Ascott scales up SE Asia footprint, takes more properties under its wing
Hyderabad: The Ascott Limited (Ascott), the lodging business unit wholly owned by CapitaLand Investment (CLI), has announced 28 new signings year-to-date in Southeast Asia, adding over 3,400 units across its various brands in key destinations.

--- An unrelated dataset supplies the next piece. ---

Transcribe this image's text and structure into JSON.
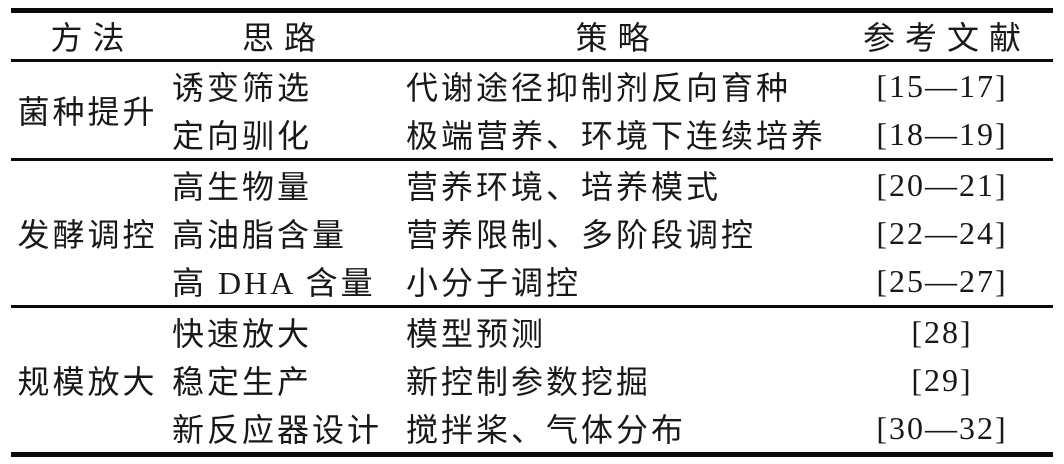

Accounting for more than half of Ascott’s global signings year-to-date, they will augment Ascott's portfolio in Southeast Asia to over 360 properties—both operational and in the pipeline – across 86 cities in nine countries: Cambodia, Indonesia, Laos, Malaysia, Myanmar, the Philippines, Singapore, Thailand, and Vietnam.
This development reflects Ascott’s notable growth trajectory in Southeast Asia, with its portfolio increasing more than fivefold over the past decade, from 13,000 units in 2015 to more than 67,000 today. Additionally, the new signings will mark Ascott’s entry into new cities such as Purwakarta in Indonesia and Kulim in Malaysia.
Ms Serena Lim, Chief Growth Officer for Ascott, said, “Ascott’s flex-hybrid hotel-in-residence model is designed to meet every travel intent and accommodate various lengths of stay, appealing to property owners and developers across different asset classes and locations. This model has shown remarkable resilience during and after the pandemic, establishing itself as the preferred choice in the lodging industry. Our recent signings in Southeast Asia underscore the confidence property owners and developers have in us, reinforcing the dominance of Ascott’s flex-hybrid model in the region.
Wong Kar Ling, Chief Strategy Officer and Managing Director of Southeast Asia for Ascott, said, “Ascott’s journey as a global hospitality leader began in Singapore 40 years ago, and our continued growth in Southeast Asia highlights the region’s importance as both our home base and a key strategic market. Contributing over 30 per cent of our total revenue, this region remains central to Ascott’s global expansion strategy.”